Miami (Tutur.co.id) – Presiden FIFA, Gianni Infantino, menyayangkan insiden yang menimpa wasit asal Somalia, Omar Artan, yang gagal memasuki Amerika Serikat meski telah tiba di negara tersebut. Akses masuk Artan ditolak oleh otoritas setempat, sehingga ia tidak dapat melanjutkan tugasnya.
Dalam konferensi pers di Mexico City, Kamis waktu setempat, Infantino menyebut kejadian tersebut sebagai hal yang sangat disayangkan.
“Sangat disayangkan apa yang terjadi kepada Omar Artan, wasit dari Somalia,” ujar Infantino, dikutip dari siaran video FIFA.
Meski demikian, Infantino meminta semua pihak untuk tetap tenang dan menegaskan bahwa FIFA tengah berupaya mencari solusi atas persoalan tersebut.
“Sekali lagi, kami tidak bisa mengendalikan segalanya. Kami mencoba, kami akan berdiskusi, kami akan berbicara, dan kita akan melihat hasilnya nanti. Kami sedang mengerjakan semuanya,” katanya.
Omar Artan dikenal sebagai salah satu wasit terbaik di Afrika. Ia dinobatkan sebagai Wasit Terbaik Konfederasi Sepak Bola Afrika (CAF) 2025 dan berpeluang menjadi wasit pertama asal Somalia yang memimpin pertandingan Piala Dunia.
Namun, saat tiba di Bandar Udara Internasional Miami, Artan tidak diizinkan masuk ke Amerika Serikat. Otoritas imigrasi menilai dirinya tidak memenuhi syarat untuk berada dan beraktivitas di negara tersebut.

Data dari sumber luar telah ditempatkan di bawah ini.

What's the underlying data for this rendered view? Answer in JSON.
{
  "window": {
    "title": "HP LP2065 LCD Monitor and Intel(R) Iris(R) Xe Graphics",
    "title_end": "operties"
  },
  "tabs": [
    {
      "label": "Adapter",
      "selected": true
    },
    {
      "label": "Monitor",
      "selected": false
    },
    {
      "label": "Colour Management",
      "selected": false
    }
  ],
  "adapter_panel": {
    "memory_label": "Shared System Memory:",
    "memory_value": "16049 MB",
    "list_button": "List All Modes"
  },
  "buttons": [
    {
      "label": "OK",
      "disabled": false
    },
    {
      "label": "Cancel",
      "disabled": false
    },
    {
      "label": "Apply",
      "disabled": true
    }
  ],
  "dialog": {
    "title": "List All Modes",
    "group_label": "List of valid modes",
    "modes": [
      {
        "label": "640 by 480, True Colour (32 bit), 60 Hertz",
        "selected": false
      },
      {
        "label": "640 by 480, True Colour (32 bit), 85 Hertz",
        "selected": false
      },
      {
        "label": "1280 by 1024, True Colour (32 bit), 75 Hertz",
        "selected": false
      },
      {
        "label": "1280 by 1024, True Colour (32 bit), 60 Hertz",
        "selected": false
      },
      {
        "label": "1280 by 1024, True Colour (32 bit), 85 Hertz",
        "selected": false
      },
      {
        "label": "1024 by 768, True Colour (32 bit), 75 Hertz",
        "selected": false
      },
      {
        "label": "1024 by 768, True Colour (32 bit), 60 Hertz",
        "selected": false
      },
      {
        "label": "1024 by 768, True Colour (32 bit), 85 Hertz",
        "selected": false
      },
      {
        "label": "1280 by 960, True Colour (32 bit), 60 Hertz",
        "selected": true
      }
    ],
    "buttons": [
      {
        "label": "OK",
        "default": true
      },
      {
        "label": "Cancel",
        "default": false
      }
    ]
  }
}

Artan membantah adanya masalah pada dokumen perjalanan yang dimilikinya. Ia menegaskan seluruh dokumen telah lengkap, meski Somalia termasuk dalam daftar negara yang menghadapi pembatasan perjalanan ke Amerika Serikat.
Akibat penolakan tersebut, Artan terpaksa kembali ke Istanbul, Turki, yang menjadi titik keberangkatannya menuju Amerika Serikat.
Kasus yang dialami Omar Artan bukan satu-satunya menjelang penyelenggaraan Piala Dunia 2026. Sebelumnya, sejumlah individu yang terkait dengan turnamen, mulai dari fotografer tim hingga suporter, juga dilaporkan gagal memasuki Amerika Serikat karena permohonan visa mereka ditolak.
Menanggapi kasus Artan, juru bicara Bea Cukai dan Perlindungan Perbatasan Amerika Serikat menjelaskan bahwa sang wasit telah menjalani proses “pemeriksaan tambahan” setibanya di Miami pada Sabtu (6/6).
Hingga kini belum ada kepastian apakah FIFA berhasil mengupayakan solusi yang memungkinkan Omar Artan kembali memperoleh akses masuk ke Amerika Serikat untuk menjalankan tugasnya dalam rangkaian Piala Dunia 2026.